JM Coetzee in running for third Booker crown

LONDON: South African author JM Coetzee is in the running for an unprecedented third Booker Prize, after he was named on this year's shortlist on Tuesday.

Coetzee's fictionalised memoir "Summertime" will be competing against the bookmakers' favourite "Wolf Hall", by British writer Hilary Mantel, an historical novel about King Henry VIII's advisor Thomas Cromwell.

Sarah Waters will be hoping to make it third time lucky with her novel "The Little Stranger" -- she has been shortlisted twice before without winning.

Completing the shortlist of this year's contenders are Simon Mawer's "The Glass Room", Adam Foulds' "The Quickening Maze" and "The Children's Book" by AS Byatt.

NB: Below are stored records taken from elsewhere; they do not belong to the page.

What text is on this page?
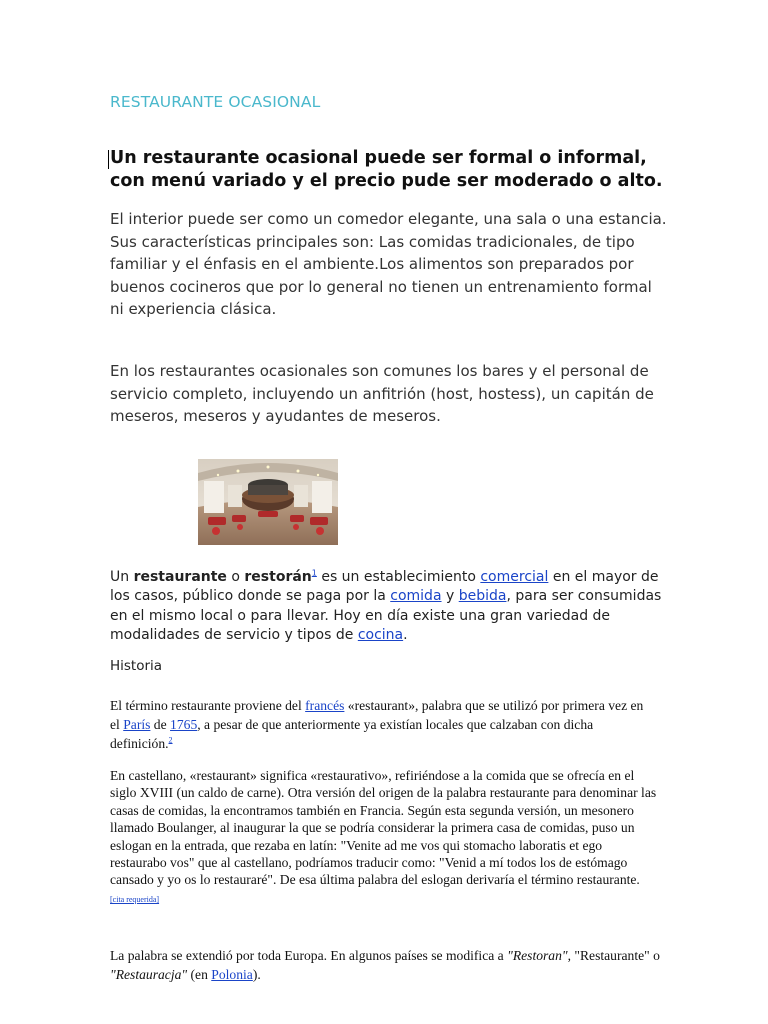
RESTAURANTE OCASIONAL
Un restaurante ocasional puede ser formal o informal, con menú variado y el precio pude ser moderado o alto.
El interior puede ser como un comedor elegante, una sala o una estancia.
Sus características principales son: Las comidas tradicionales, de tipo familiar y el énfasis en el ambiente.Los alimentos son preparados por buenos cocineros que por lo general no tienen un entrenamiento formal ni experiencia clásica.
En los restaurantes ocasionales son comunes los bares y el personal de servicio completo, incluyendo un anfitrión (host, hostess), un capitán de meseros, meseros y ayudantes de meseros.
Un restaurante o restorán$^1$ es un establecimiento comercial en el mayor de los casos, público donde se paga por la comida y bebida, para ser consumidas en el mismo local o para llevar. Hoy en día existe una gran variedad de modalidades de servicio y tipos de cocina.
Historia
El término restaurante proviene del francés «restaurant», palabra que se utilizó por primera vez en el París de 1765, a pesar de que anteriormente ya existían locales que calzaban con dicha definición.$^2$
En castellano, «restaurant» significa «restaurativo», refiriéndose a la comida que se ofrecía en el siglo XVIII (un caldo de carne). Otra versión del origen de la palabra restaurante para denominar las casas de comidas, la encontramos también en Francia. Según esta segunda versión, un mesonero llamado Boulanger, al inaugurar la que se podría considerar la primera casa de comidas, puso un eslogan en la entrada, que rezaba en latín: "Venite ad me vos qui stomacho laboratis et ego restaurabo vos" que al castellano, podríamos traducir como: "Venid a mí todos los de estómago cansado y yo os lo restauraré". De esa última palabra del eslogan derivaría el término restaurante.
[cita requerida]
La palabra se extendió por toda Europa. En algunos países se modifica a "Restoran", "Restaurante" o "Restauracja" (en Polonia).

Coetzee, the 2003 Nobel Prize winner for literature, won the Booker for "Disgrace" in 1999 and "Life and Times of Michael K" in 1983.

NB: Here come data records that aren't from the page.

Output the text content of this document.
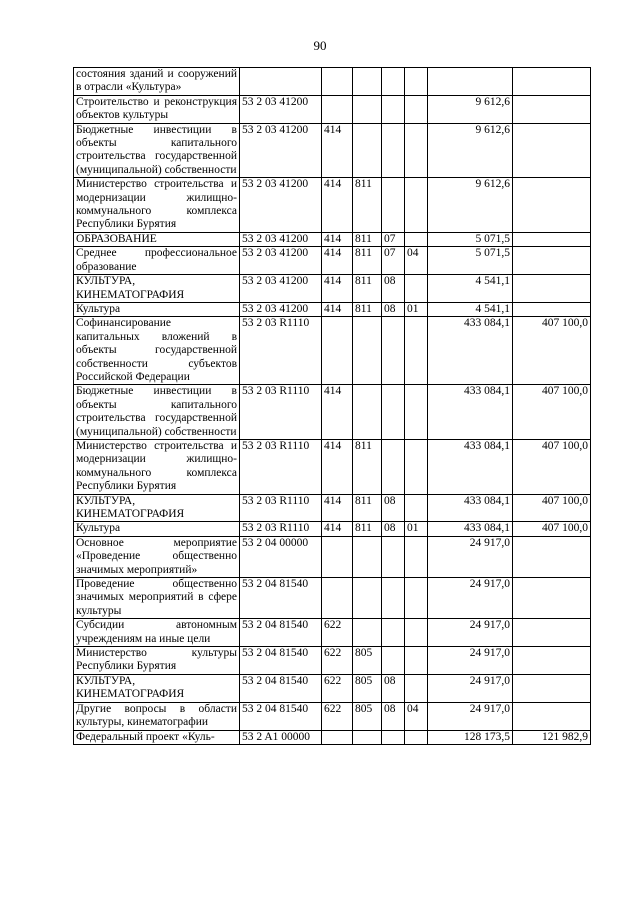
90
состояния зданий и сооружений в отрасли «Культура»							
Строительство и реконструкция объектов культуры	53 2 03 41200					9 612,6	
Бюджетные инвестиции в объекты капитального строительства государственной (муниципальной) собственности	53 2 03 41200	414				9 612,6	
Министерство строительства и модернизации жилищно-коммунального комплекса Республики Бурятия	53 2 03 41200	414	811			9 612,6	
ОБРАЗОВАНИЕ	53 2 03 41200	414	811	07		5 071,5	
Среднее профессиональное образование	53 2 03 41200	414	811	07	04	5 071,5	
КУЛЬТУРА, КИНЕМАТОГРАФИЯ	53 2 03 41200	414	811	08		4 541,1	
Культура	53 2 03 41200	414	811	08	01	4 541,1	
Софинансирование капитальных вложений в объекты государственной собственности субъектов Российской Федерации	53 2 03 R1110					433 084,1	407 100,0
Бюджетные инвестиции в объекты капитального строительства государственной (муниципальной) собственности	53 2 03 R1110	414				433 084,1	407 100,0
Министерство строительства и модернизации жилищно-коммунального комплекса Республики Бурятия	53 2 03 R1110	414	811			433 084,1	407 100,0
КУЛЬТУРА, КИНЕМАТОГРАФИЯ	53 2 03 R1110	414	811	08		433 084,1	407 100,0
Культура	53 2 03 R1110	414	811	08	01	433 084,1	407 100,0
Основное мероприятие «Проведение общественно значимых мероприятий»	53 2 04 00000					24 917,0	
Проведение общественно значимых мероприятий в сфере культуры	53 2 04 81540					24 917,0	
Субсидии автономным учреждениям на иные цели	53 2 04 81540	622				24 917,0	
Министерство культуры Республики Бурятия	53 2 04 81540	622	805			24 917,0	
КУЛЬТУРА, КИНЕМАТОГРАФИЯ	53 2 04 81540	622	805	08		24 917,0	
Другие вопросы в области культуры, кинематографии	53 2 04 81540	622	805	08	04	24 917,0	
Федеральный проект «Куль-	53 2 A1 00000					128 173,5	121 982,9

The winner will be announced on October 6 -- and if it is Coetzee, he would be the first ever to score a Booker hat trick.

The Booker Prize comes with a winner's cheque for 50,000 pounds (57,000 euros, 83,000 dollars) and inevitably leads to a huge jump in sales.

Last year's prize went to Aravind Adiga for "The White Tiger", which has sold more than half a million copies and been translated into 30 languages.

Now in its 41st year, the prize recognises the best new fiction in English, and any writer from Britain, Ireland and the Commonwealth is eligible.